As shown in the table below, these doctors’ effective family incomes were substantially higher than what they had reported on their individual income tax returns. (To be clear, some portion of this family income likely came from sources other than the doctor’s CCPC. On the other hand, not all income sprinkling to other family members is captured in these figures if the other individual is, for example, a student living on their own). For example, the 1,390 doctors who had an individual income over $500,000 and owned a CCPC had an average family income plus income made that year but kept within their private company of about $1.4 million.
This amount is about twice the average family income of the 960 doctors who were also in the over $500,000 income range, based only on their individual incomes, but who did not own a private company.

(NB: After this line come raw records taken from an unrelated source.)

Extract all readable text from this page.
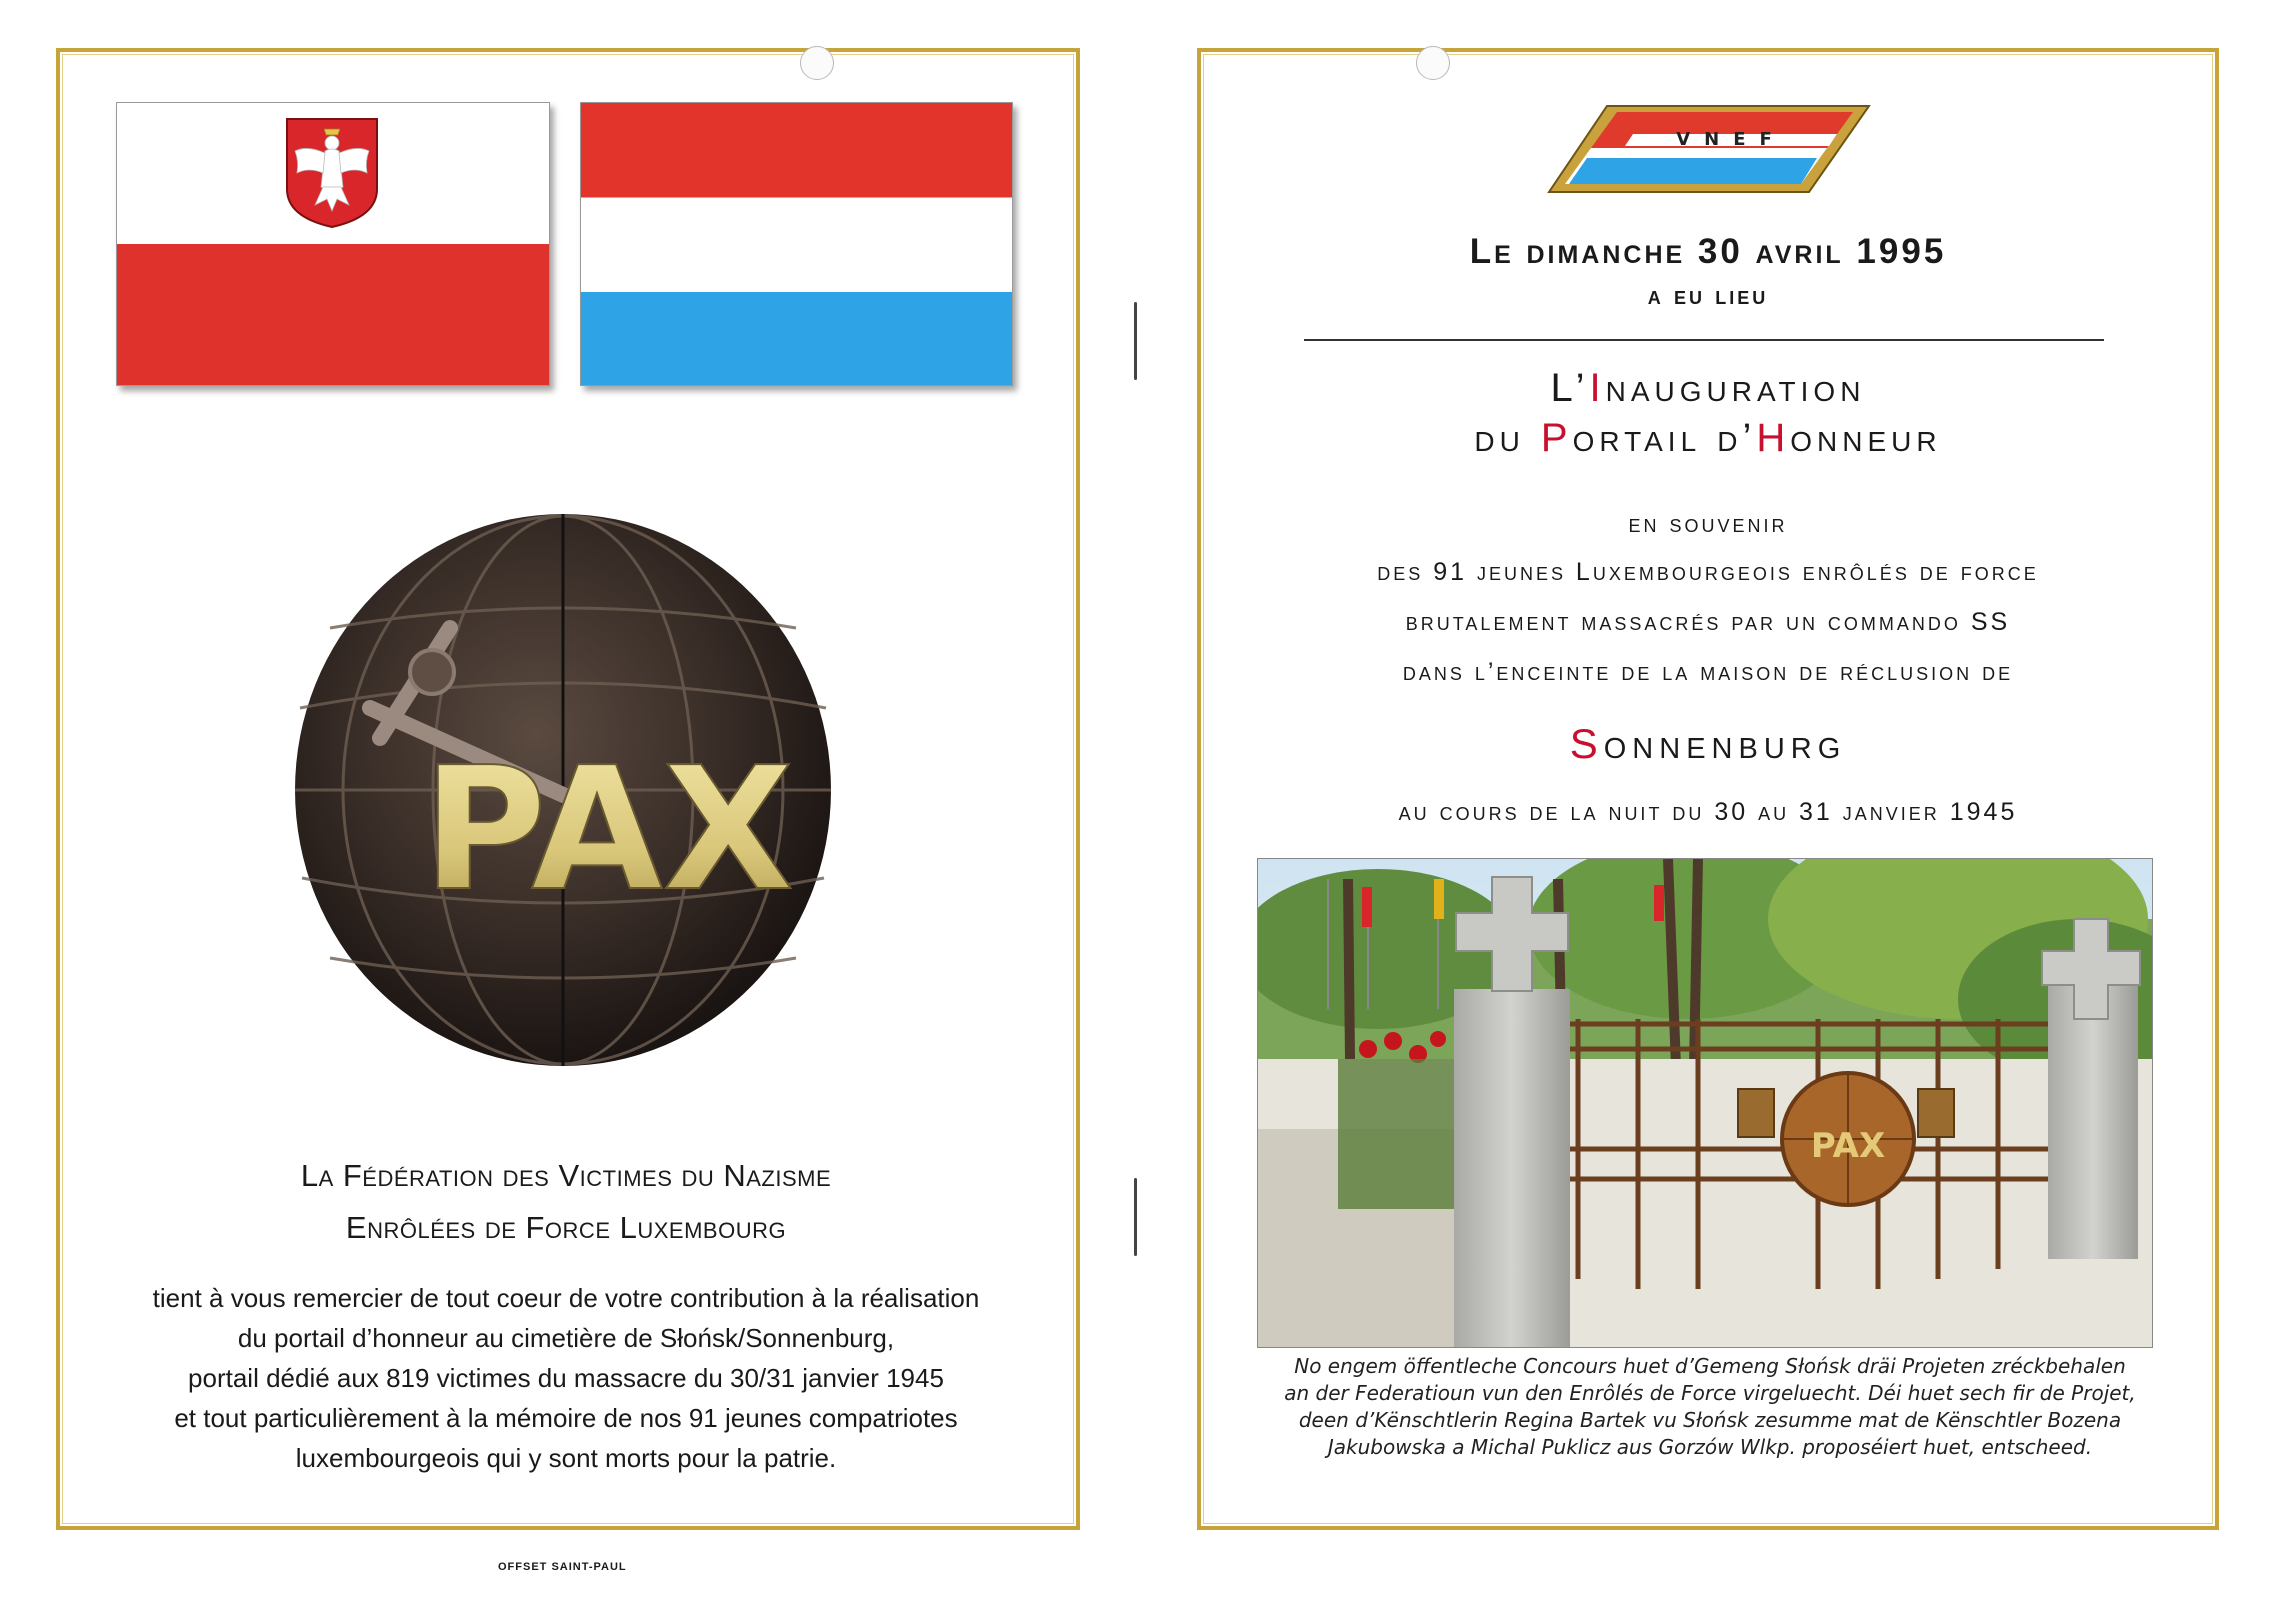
PAX
La Fédération des Victimes du Nazisme
Enrôlées de Force Luxembourg
tient à vous remercier de tout coeur de votre contribution à la réalisation
du portail d’honneur au cimetière de Słońsk/Sonnenburg,
portail dédié aux 819 victimes du massacre du 30/31 janvier 1945
et tout particulièrement à la mémoire de nos 91 jeunes compatriotes
luxembourgeois qui y sont morts pour la patrie.
OFFSET SAINT-PAUL
VNEF
Le dimanche 30 avril 1995
a eu lieu
L’Inauguration
du Portail d’Honneur
en souvenir
des 91 jeunes Luxembourgeois enrôlés de force
brutalement massacrés par un commando SS
dans l’enceinte de la maison de réclusion de
Sonnenburg
au cours de la nuit du 30 au 31 janvier 1945
PAX
No engem öffentleche Concours huet d’Gemeng Słońsk dräi Projeten zréckbehalen
an der Federatioun vun den Enrôlés de Force virgeluecht. Déi huet sech fir de Projet,
deen d’Kënschtlerin Regina Bartek vu Słońsk zesumme mat de Kënschtler Bozena
Jakubowska a Michal Puklicz aus Gorzów Wlkp. proposéiert huet, entscheed.
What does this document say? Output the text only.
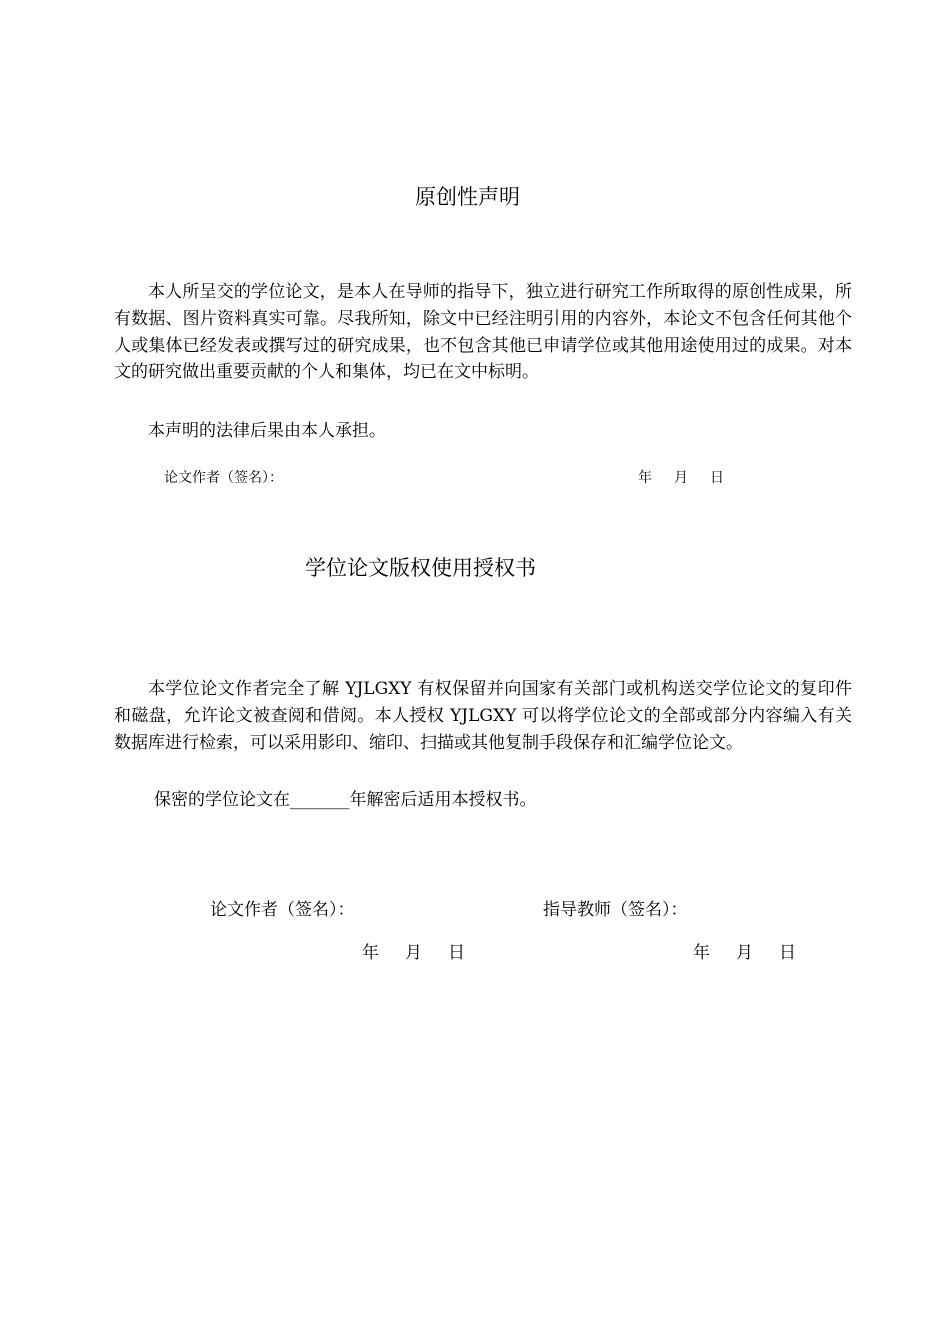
原创性声明

本人所呈交的学位论文，是本人在导师的指导下，独立进行研究工作所取得的原创性成果，所有数据、图片资料真实可靠。尽我所知，除文中已经注明引用的内容外，本论文不包含任何其他个人或集体已经发表或撰写过的研究成果，也不包含其他已申请学位或其他用途使用过的成果。对本文的研究做出重要贡献的个人和集体，均已在文中标明。

本声明的法律后果由本人承担。
论文作者（签名）：	年 月 日
学位论文版权使用授权书

本学位论文作者完全了解 YJLGXY 有权保留并向国家有关部门或机构送交学位论文的复印件和磁盘，允许论文被查阅和借阅。本人授权 YJLGXY 可以将学位论文的全部或部分内容编入有关数据库进行检索，可以采用影印、缩印、扫描或其他复制手段保存和汇编学位论文。

保密的学位论文在_______年解密后适用本授权书。
论文作者（签名）：	指导教师（签名）：
年 月 日	年 月 日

And the 2,480 doctors who owned CCPCs and had individual incomes in the $350,000 to $500,000 range actually averaged $673,000 in 2011 when these other sources of income were included. (It’s important to keep in mind that this is not their gross income from medical practice; it includes only their net income, after deducting allowable expenses such as those for staff and their office.)
Income reported on individual tax returns (in thousands) | ||||||
---|---|---|---|---|---|---|
$100-200 | $200-350 | $350-500 | >$500 | |||
Does not own a CCPC | $240 | $337 | $483 | $730 | ||
Owns a CCPC | $378 | $498 | $673 | $1,402 |
No reasonable definition of “middle class” would include doctors with family plus company incomes over $250,000 or $300,000, though more than 80 per cent of these doctors appear to be in this high-income range when measured by their family plus retained company income (all but the 10,050 in the upper-left corner of the table)—both those on salary, who have no choice, and those using a private company who can choose to channel their income in more “tax-efficient” ways.
There is a growing outcry from some doctors about the proposal to tighten up on the way they are taxed. But the numbers show there are many doctors who would not be affected at all, particularly those not owning a CCPC; they appear to be largely remaining silent. A clearer understanding of how much doctors really earn shows the gap between doctors with the special privilege of being able to use private companies, and those who cannot, whatever their income. Morneau’s proposed tax changes are not an attack on middle-class doctors: They’re a bid to restore fairness in tax treatment.